Le cose cambiarono un po’ con la seconda guerra mondiale. Da una parte Hitler condannò ufficialmente il rossetto rosso, facendolo diventare, in qualche modo, un marchio politico; dall’altra parte, il fatto che le donne dovessero per necessità ricoprire ruoli prima solo maschili, fece delle labbra rosse un tentativo per mantenere un aspetto femminile, cercando, nelle piccole cose, uno status di normalità. Inoltre , sempre in periodo di guerra, le donne truccandosi con il rossetto rosso rassicuravano i loro uomini, sul fatto che, comunque sia, sarebbe andato tutto bene.
E se nel 1912 Elizabeth Arden forniva i rossetti alle suffragette, anni dopo realizzò una particolare sfumatura di rosso proprio dedicata alle donne che stavano prendendo servizio alla Seconda Guerra Mondiale.

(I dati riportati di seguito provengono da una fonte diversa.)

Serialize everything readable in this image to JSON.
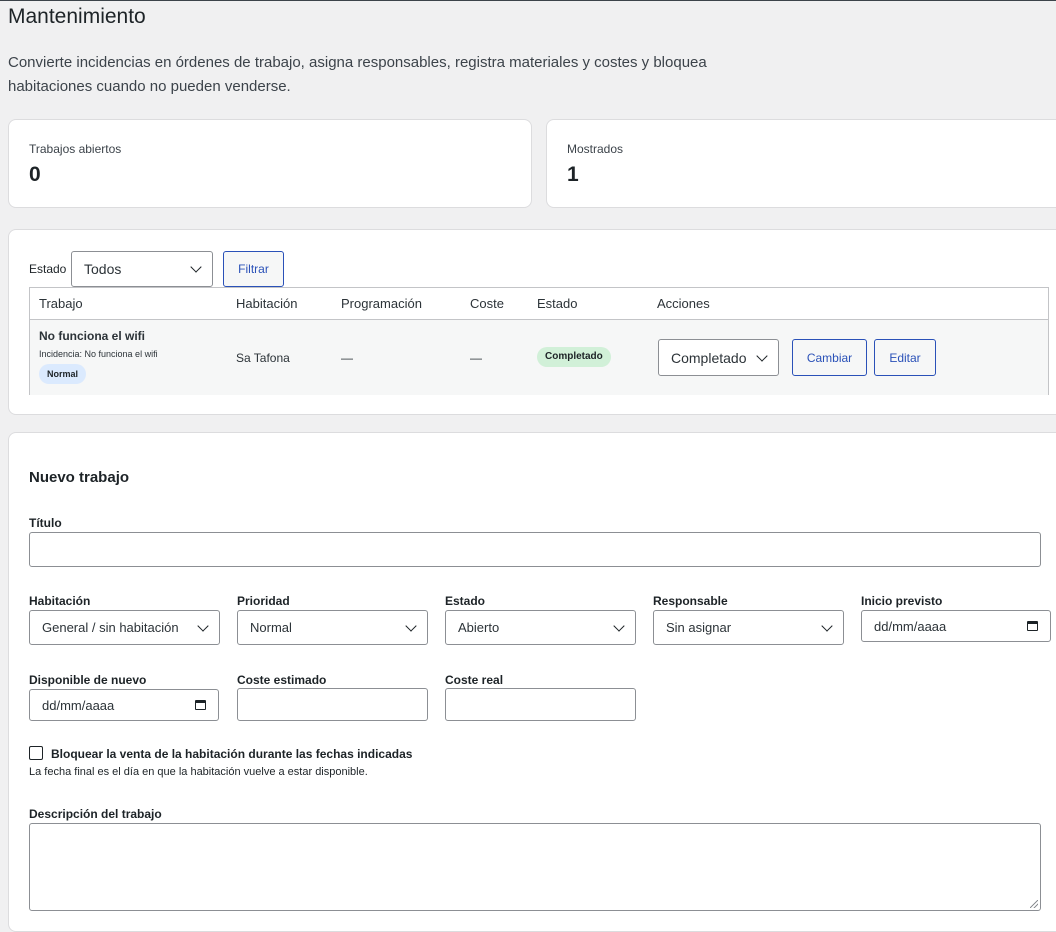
{
  "page": {
    "title": "Mantenimiento",
    "description": "Convierte incidencias en órdenes de trabajo, asigna responsables, registra materiales y costes y bloquea habitaciones cuando no pueden venderse."
  },
  "stats": [
    {
      "label": "Trabajos abiertos",
      "value": "0"
    },
    {
      "label": "Mostrados",
      "value": "1"
    }
  ],
  "filter": {
    "estado_label": "Estado",
    "estado_value": "Todos",
    "filter_button": "Filtrar"
  },
  "table": {
    "columns": [
      "Trabajo",
      "Habitación",
      "Programación",
      "Coste",
      "Estado",
      "Acciones"
    ],
    "rows": [
      {
        "title": "No funciona el wifi",
        "incident": "Incidencia: No funciona el wifi",
        "priority": "Normal",
        "room": "Sa Tafona",
        "schedule": "—",
        "cost": "—",
        "status": "Completado",
        "action_select": "Completado",
        "change_button": "Cambiar",
        "edit_button": "Editar"
      }
    ]
  },
  "form": {
    "title": "Nuevo trabajo",
    "titulo_label": "Título",
    "titulo_value": "",
    "habitacion_label": "Habitación",
    "habitacion_value": "General / sin habitación",
    "prioridad_label": "Prioridad",
    "prioridad_value": "Normal",
    "estado_label": "Estado",
    "estado_value": "Abierto",
    "responsable_label": "Responsable",
    "responsable_value": "Sin asignar",
    "inicio_label": "Inicio previsto",
    "inicio_placeholder": "dd/mm/aaaa",
    "disponible_label": "Disponible de nuevo",
    "disponible_placeholder": "dd/mm/aaaa",
    "coste_estimado_label": "Coste estimado",
    "coste_real_label": "Coste real",
    "bloquear_label": "Bloquear la venta de la habitación durante las fechas indicadas",
    "bloquear_help": "La fecha final es el día en que la habitación vuelve a estar disponible.",
    "descripcion_label": "Descripción del trabajo"
  },
  "colors": {
    "accent": "#2a51b8",
    "badge_normal_bg": "#dbeafe",
    "badge_completed_bg": "#d1f0d8"
  }
}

A guerra conclusa, il 90% delle donne americane indossavano il rossetto rosso e il suo utilizzo fu del tutto sdoganato. Da Marilyn Monroe, che pare truccasse le labbra per ore intere, a Rihanna e alla sua ossessione per Ruby Woo di MAC (ha addirittura scritto una canzone intitolata “Red Lipstick”), il passo è forse più breve di quanto potrebbe sembrare.
Questa è la ragione per cui secondo me, proprio questo è il momento migliore per continuare a parlare di bellezza: come ho sentito in una pubblicità che adesso non ricordo, nessun virus potrà mai far morire la bellezza, un argomento superficiale solo per chi è superficiale, non per chi lo considera nel modo che ti ho descritto, ovvero un tentativo di riaffermare la normalità ed affermare un proprio diritto guadagnato nel tempo.